放棄你以往所認知建立最強密碼的方法,並使用這個新的方法
Scrap everything you know about creating strong passwords and do this instead
Jane Burnett LADDERS
2019-05-30 11:00:00
https://www.theladders.com/career-advice/scrap-everything-you-know-about-creating-strong-passwords-and-do-this-instead
Scrap everything you know about creating strong passwords and do this instead
The man behind how we commonly think of devising passwords says he “regrets” his advice.

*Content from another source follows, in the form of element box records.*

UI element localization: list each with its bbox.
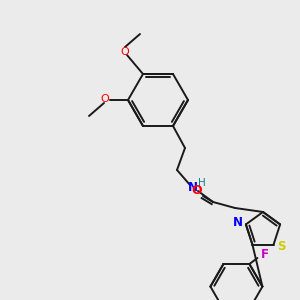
Text: S: S <box>277 240 286 253</box>
Text: O: O <box>121 47 129 57</box>
Text: O: O <box>192 184 202 197</box>
Text: O: O <box>100 94 109 104</box>
Text: N: N <box>188 182 198 194</box>
Text: N: N <box>233 216 243 229</box>
Text: H: H <box>198 178 206 188</box>
Text: F: F <box>260 248 268 260</box>
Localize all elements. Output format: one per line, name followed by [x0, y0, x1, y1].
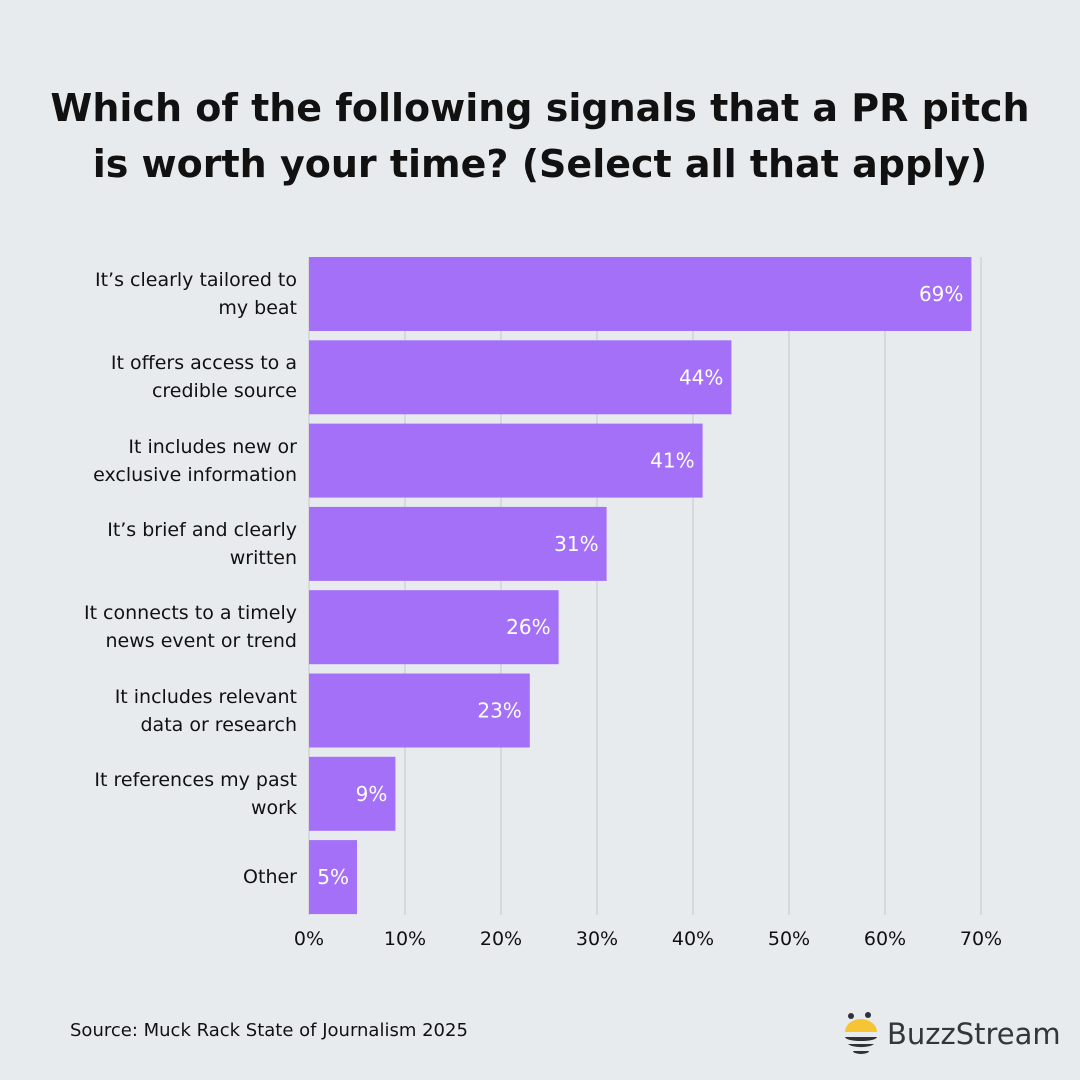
source-note: Source: Muck Rack State of Journalism 20…	[70, 1020, 468, 1041]
data-label: 9%	[356, 782, 388, 806]
x-tick-label: 0%	[294, 928, 324, 950]
category-label: It includes new or exclusive information	[93, 435, 297, 486]
data-label: 5%	[317, 865, 349, 889]
category-label: It references my past work	[94, 768, 297, 819]
x-tick-label: 40%	[672, 928, 714, 950]
data-label: 26%	[506, 615, 550, 639]
x-tick-label: 10%	[384, 928, 426, 950]
category-label: It connects to a timely news event or tre…	[83, 602, 297, 653]
data-label: 23%	[477, 699, 521, 723]
chart-title: Which of the following signals that a PR…	[50, 86, 1030, 186]
bar	[309, 340, 732, 415]
category-label: It’s clearly tailored to my beat	[95, 269, 297, 319]
data-label: 69%	[919, 282, 963, 306]
bar	[309, 756, 396, 831]
x-tick-label: 50%	[768, 928, 810, 950]
data-label: 44%	[679, 365, 723, 389]
category-label: It’s brief and clearly written	[107, 518, 297, 569]
bar	[309, 423, 703, 498]
bar	[309, 673, 530, 748]
category-label: Other	[243, 866, 297, 889]
x-tick-label: 60%	[864, 928, 906, 950]
category-label: It includes relevant data or research	[114, 685, 297, 736]
x-tick-label: 20%	[480, 928, 522, 950]
bar	[309, 506, 607, 581]
data-label: 31%	[554, 532, 598, 556]
bar	[309, 840, 357, 915]
bar	[309, 590, 559, 665]
x-tick-label: 30%	[576, 928, 618, 950]
bee-icon	[845, 1012, 877, 1054]
logo-text: BuzzStream	[887, 1017, 1061, 1051]
bar-chart: 0% 10% 20% 30% 40% 50% 60% 70% 69% 44% 41% 31% 26% 23…	[294, 257, 1002, 950]
x-tick-label: 70%	[960, 928, 1002, 950]
buzzstream-logo: BuzzStream	[843, 1012, 1061, 1056]
bar	[309, 257, 972, 331]
data-label: 41%	[650, 449, 694, 473]
category-label: It offers access to a credible source	[110, 352, 297, 403]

You know the drill: make a password with a hodgepodge of special characters, numbers, and letters, then change it periodically – or just ignore change alerts until a hacking scandal suddenly arises.
You may want to rethink your strategy.
Bill Burr, the man behind how we commonly think of devising passwords, recently told The Wall Street Journal, “much of what I did I now regret.”

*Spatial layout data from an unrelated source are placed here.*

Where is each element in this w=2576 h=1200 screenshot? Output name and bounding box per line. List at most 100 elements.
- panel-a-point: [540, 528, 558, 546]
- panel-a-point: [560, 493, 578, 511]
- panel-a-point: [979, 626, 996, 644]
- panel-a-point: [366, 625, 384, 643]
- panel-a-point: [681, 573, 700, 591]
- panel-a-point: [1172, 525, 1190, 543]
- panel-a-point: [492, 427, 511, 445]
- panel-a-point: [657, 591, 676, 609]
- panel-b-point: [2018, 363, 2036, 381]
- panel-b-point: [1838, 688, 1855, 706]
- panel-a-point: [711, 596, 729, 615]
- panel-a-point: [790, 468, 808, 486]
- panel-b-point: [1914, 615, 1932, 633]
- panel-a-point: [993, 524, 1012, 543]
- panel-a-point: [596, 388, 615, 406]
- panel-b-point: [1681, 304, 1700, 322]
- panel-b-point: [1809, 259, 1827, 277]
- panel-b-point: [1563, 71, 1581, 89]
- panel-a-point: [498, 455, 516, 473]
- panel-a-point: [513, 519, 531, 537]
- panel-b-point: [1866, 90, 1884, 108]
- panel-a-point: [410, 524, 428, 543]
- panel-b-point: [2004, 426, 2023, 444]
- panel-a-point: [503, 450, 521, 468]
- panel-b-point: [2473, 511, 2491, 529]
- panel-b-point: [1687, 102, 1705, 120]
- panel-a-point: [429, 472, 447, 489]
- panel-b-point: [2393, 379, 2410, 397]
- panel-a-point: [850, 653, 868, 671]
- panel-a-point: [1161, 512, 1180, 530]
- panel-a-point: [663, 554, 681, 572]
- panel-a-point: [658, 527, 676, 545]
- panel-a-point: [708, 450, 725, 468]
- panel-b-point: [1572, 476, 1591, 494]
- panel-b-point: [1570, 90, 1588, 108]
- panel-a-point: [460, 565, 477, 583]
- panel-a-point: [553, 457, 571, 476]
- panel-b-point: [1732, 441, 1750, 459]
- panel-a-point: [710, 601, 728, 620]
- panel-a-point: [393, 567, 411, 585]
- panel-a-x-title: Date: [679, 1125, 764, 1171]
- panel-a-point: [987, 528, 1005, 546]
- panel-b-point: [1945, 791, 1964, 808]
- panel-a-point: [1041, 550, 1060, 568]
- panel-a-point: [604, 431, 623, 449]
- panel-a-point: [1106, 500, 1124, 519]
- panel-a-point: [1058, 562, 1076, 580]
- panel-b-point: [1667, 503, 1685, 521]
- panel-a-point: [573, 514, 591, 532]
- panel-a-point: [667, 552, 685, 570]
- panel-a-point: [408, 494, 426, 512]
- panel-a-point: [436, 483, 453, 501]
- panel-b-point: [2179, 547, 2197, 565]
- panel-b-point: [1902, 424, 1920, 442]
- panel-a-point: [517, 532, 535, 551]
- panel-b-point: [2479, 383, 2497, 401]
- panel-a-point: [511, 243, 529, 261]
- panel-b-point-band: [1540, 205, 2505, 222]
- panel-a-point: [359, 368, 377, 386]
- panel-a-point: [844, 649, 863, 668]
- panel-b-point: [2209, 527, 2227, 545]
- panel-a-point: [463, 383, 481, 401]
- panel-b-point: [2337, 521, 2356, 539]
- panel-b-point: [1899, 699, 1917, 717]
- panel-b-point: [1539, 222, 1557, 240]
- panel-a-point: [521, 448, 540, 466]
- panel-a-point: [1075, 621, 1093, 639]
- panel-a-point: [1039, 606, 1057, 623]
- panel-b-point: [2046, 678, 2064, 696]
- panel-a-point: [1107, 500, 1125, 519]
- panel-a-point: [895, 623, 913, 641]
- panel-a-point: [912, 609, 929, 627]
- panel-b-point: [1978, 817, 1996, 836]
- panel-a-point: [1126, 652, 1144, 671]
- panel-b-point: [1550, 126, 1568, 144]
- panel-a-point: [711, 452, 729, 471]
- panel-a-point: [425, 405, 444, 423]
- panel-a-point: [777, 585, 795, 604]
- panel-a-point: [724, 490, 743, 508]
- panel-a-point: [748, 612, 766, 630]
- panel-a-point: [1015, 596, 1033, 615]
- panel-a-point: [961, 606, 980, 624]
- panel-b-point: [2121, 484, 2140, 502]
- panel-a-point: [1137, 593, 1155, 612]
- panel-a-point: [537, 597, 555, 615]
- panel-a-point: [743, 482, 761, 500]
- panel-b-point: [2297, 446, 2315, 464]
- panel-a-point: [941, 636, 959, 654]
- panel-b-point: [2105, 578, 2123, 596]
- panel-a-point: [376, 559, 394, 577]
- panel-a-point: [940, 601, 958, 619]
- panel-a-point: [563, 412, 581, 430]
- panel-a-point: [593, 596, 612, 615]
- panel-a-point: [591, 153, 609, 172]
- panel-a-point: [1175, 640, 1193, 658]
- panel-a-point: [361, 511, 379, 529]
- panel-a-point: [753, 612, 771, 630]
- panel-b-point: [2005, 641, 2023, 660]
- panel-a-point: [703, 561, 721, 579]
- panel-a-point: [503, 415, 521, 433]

The password creation shakeup
The retired 72-year old was reportedly a manager at The National Institute of Standards and Technology (NIST) back in 2003 when he wrote “NIST Special Publication 800-63. Appendix A,” featuring the password guides we’ve held true for years now.
According to The Wall Street Journal, this included, namely, the rule that passwords should be a combination of numbers, special characters, and uppercase letters, which you change every 90 days.
Why is Burr changing his tune years later?
He reportedly had to produce the rules quickly and wanted them to be based on research, but he had no “empirical data on computer-password security.” So he turned to a white paper from the 1980s.
Burr told The Wall Street Journal that his advice has led people astray because those rules were probably too challenging for many to understand and caused people to use passwords that were not too difficult to crack.
In June, the NIST released new guidelines, which don’t call for “special characters” or changing passwords frequently anymore. Instead, the NIST says the rules now preach “long, easy-to-remember phrases” and just coming up with new ones “if there is a sign they may have been stolen.”
A xkcd comic by Randall Munroe from August 2011 shows that figuring out the password “Tr0ub4dor&3” would take three days to solve, according to the cartoonist’s calculations, compared to the words “correct horse battery staple” typed as a single word, which would take a staggering 550 years to solve. Computer-security specialists found this to be true.
Be careful changing passwords
You may also want to rethink how often you update your password. This practice can place us at risk if we take the wrong approach.
When we repeatedly change passwords, we don’t always change them properly.
Professor Alan Woodward of the University of Surrey told BBC News that NIST publications have a far reach, giving the rules “a long lasting impact.” But he also mentioned “a rather unfortunate effect”:
For example, the more often you ask someone to change their password, the weaker the passwords they typically choose. . . . And, as we have all now so many online accounts, the situation is compounded so it encourages behaviours such as password reuse across systems.
Steer clear of these password options
So if you’re looking to change your password soon, don’t pick these.
SplashData, which supplies password management applications, released the 2015 version of its “Worst Passwords List.” Here are the top 10 worst ones featured:
1. 123456
2. password
3. 12345678
4. qwerty
5. 12345
6. 123456789
7. football
8. 1234
9. 1234567
10. baseball
Morgan Slain, CEO of SplashData commented on the findings in a statement.
Embracing the new way of thinking when it comes to passwords just might keep your online accounts out of harm’s way.